In another aspect, a system comprises a non-textured surface; and a depth-measuring system having at least one optical sensor disposed at a predetermined distance from the surface. The at least one optical sensor has a field of view covering at least a portion of the surface. The at least one optical sensor is configured to measure depth information where an object appears on the surface and to measure no depth information where the object does not appear on the surface. The depth-measuring system further includes a processor in communication with the at least one optical sensor to receive the measured depth information, the processor being configured to determine dimensions of the object placed on the surface based on, in part, a difference in the known distance of the surface from the at least one optical sensor and the measured depth information to the object on the surface.
In another aspect, a method for determining dimensions of an object using a system having directly opposed first and second surfaces and a depth sensor disposed at a known distance from the second surface with a field of vision covering the second surface comprises the steps of: measuring by the depth sensor distance to the first surface; measuring by the depth sensor distance to an object placed on the second surface; and determining dimensions of the object placed on the second surface based on, in part, a difference in the measured distance to the first surface, the known distance of the second surface from the depth sensor, and the measured distance to the object on the second surface.
In another aspect, a system comprises a surface having an infrared (IR) absorbent coating; and a depth-measuring system having at least one optical sensor disposed at a predetermined distance from the surface, the at least one optical sensor having a field of view covering at least a portion of the surface, the at least one optical sensor being configured to measure depth information where an object appears on the surface and to measure no depth information where the object does not appear on the surface, the depth-measuring system further including a processor in communication with the at least one optical sensor to receive the measured depth information, the processor being configured to determine dimensions of the object placed on the surface based on, in part, a difference in the known distance of the surface from the at least one optical sensor and the measured depth information to the object on the surface.
The present invention is illustrated by way of example and is not limited by the accompanying figures, in which like references indicate similar elements. Elements in the figures are illustrated for simplicity and clarity and have not necessarily been drawn to scale.
The present invention relates to a system and method for measuring an object's dimensions and, optionally, the weight of the object, using depth sensors. As an illustrative example, the system and method may be embodied in an interactive, self-serve kiosk as described herein.

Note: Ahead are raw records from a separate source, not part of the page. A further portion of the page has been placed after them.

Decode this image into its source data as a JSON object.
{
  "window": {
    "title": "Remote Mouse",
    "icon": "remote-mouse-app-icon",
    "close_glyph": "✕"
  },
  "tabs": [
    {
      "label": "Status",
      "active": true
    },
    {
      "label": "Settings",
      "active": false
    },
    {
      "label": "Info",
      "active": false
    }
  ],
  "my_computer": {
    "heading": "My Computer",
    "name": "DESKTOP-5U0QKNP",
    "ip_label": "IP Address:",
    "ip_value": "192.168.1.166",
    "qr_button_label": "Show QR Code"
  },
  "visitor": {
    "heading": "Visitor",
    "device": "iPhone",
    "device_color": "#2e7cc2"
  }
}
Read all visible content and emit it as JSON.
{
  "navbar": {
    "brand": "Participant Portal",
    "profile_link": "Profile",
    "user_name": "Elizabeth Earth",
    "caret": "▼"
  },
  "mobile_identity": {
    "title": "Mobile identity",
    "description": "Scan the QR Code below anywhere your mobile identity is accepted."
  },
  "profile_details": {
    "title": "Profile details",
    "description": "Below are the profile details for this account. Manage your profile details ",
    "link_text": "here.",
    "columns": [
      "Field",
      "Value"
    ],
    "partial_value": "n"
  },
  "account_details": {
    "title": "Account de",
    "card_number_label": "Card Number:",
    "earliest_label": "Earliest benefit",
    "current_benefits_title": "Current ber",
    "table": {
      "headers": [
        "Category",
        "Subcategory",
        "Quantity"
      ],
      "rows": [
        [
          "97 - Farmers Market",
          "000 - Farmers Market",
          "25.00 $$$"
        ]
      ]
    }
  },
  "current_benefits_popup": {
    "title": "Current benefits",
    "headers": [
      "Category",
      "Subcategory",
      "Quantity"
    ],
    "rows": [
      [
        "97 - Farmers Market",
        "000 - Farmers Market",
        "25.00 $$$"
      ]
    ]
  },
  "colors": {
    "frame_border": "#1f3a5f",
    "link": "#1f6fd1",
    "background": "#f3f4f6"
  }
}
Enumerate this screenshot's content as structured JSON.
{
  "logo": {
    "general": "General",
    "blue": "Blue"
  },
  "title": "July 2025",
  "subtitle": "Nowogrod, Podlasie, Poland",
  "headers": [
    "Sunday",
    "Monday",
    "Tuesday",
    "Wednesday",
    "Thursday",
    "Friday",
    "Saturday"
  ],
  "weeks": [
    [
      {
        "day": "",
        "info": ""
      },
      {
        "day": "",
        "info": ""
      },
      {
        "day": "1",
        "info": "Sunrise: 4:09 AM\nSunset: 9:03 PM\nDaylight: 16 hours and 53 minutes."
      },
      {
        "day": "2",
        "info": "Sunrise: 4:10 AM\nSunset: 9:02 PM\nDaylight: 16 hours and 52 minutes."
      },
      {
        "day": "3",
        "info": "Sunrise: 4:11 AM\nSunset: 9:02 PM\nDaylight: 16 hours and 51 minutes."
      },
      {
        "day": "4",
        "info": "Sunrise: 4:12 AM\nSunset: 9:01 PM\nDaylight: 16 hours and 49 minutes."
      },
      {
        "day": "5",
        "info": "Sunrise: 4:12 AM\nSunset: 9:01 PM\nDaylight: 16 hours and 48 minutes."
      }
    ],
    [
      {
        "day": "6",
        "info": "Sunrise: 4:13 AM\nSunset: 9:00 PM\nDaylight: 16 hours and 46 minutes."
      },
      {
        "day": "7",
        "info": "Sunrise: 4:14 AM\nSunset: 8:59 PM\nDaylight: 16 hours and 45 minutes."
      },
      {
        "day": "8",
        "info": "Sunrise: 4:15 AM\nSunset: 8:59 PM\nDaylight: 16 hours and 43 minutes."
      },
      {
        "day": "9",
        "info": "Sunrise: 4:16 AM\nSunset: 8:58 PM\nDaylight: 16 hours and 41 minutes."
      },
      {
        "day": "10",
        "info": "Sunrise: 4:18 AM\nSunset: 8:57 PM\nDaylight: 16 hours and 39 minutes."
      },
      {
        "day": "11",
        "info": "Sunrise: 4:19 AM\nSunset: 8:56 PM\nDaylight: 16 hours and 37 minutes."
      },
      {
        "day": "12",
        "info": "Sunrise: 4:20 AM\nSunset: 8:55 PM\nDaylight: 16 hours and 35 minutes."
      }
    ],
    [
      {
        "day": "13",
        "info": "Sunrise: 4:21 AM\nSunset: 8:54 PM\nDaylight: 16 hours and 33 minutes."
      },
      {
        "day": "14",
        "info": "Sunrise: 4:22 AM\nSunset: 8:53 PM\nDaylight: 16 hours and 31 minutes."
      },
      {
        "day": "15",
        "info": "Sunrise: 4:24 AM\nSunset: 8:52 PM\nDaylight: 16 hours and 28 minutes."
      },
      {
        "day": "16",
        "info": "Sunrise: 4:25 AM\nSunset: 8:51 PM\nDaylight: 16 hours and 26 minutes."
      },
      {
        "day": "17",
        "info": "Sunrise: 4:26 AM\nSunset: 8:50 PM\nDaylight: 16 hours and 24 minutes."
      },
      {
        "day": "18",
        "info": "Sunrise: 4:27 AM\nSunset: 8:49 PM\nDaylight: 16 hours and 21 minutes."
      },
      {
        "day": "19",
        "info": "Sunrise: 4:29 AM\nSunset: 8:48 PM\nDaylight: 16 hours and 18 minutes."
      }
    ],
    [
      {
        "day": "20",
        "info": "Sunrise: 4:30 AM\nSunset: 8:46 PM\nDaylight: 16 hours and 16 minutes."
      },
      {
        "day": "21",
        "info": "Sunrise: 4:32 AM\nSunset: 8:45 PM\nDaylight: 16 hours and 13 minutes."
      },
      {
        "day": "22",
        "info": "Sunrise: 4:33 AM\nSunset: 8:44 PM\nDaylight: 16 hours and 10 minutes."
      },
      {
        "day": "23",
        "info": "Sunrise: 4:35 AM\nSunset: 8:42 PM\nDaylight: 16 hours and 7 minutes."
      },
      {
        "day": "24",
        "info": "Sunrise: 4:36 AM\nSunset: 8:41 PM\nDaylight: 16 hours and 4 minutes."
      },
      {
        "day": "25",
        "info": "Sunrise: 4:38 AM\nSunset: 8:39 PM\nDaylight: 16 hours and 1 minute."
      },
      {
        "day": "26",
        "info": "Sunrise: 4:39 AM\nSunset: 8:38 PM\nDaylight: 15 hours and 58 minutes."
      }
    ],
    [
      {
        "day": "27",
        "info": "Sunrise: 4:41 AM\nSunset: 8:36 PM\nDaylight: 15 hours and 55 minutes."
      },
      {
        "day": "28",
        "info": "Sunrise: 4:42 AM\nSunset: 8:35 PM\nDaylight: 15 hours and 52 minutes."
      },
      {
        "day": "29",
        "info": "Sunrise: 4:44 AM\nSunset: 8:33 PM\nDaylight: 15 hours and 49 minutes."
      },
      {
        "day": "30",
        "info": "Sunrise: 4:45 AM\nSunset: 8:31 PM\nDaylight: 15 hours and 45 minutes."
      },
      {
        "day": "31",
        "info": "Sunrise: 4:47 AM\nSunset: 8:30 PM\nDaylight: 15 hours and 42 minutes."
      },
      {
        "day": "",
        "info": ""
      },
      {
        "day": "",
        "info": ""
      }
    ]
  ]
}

The dimensioning unit 102 is attached to post 110 at a given height above the upper surface 104, for example, five feet. This distance is adjustable. After a user adjusts the distance, either by moving the dimensioning unit 102 up or down the post 110, the kiosk 100 performs an autocalibration process to calibrate for the new distance. In an autocalibration process, the system detects the ground plane using the depth measurements and adjusts the height at which the sensor is placed and adjusts the area where an object can be placed for dimensioning based on this height. In
In one embodiment, the upper surface 104 is one side of a substrate, for example, a section or block of glass or plexiglass, that is comprised of a visible light or IR pass-through material. The type of material is tailored to the nature of depth sensing performed by the dimensioning unit 102 (e.g., IR, visible light, time of flight), to facilitate the passing of light or the capturing of images through the upper surface 104. The thickness of this material can depend on a variety of factors, for example, the type of material used, the resolution of the depth sensor(s) of the dimensioning unit 102, and the weight of the material. In one embodiment, the thickness is ½ inch (1.27 cm).
In addition, the upper surface 104 may be treated to provide or enhance its desired light-affecting properties. For example, the upper surface 104 can be painted with a coat of black IR transparent paint, to conceal features below the surface 104 while allowing infrared light to pass through. In an alternative embodiment, the upper surface 104 is coated with an IR absorbent material that is designed to eliminate the reflection and pass-through of IR wavelengths.
The upper surface 104 serves as a layer upon which packages are placed, and is held at a distance (e.g., approximately five inches, though this gap is variable) above the lower surface 106. The gap between the surfaces 104, 106 facilitates the measuring of the dimensions of flat and small items placed atop the optically transparent surface 104.
In
In another embodiment, the substrate (e.g., plexiglass) can provide both the upper and lower surfaces 104, 106. For example, one side of the substrate, corresponding to the upper surface 104, can be coated with IR transparent paint, the bulk of the substrate comprises pass-through material (or an air gap), and the opposite side of the substrate, corresponding to the lower surface 106, can be painted with depth-measurable coating. In this embodiment, the thickness of the substrate is sufficient for the resolution of the dimensioning unit 102 (i.e., to provide a measurable distance between the lower surface and the object on the upper surface).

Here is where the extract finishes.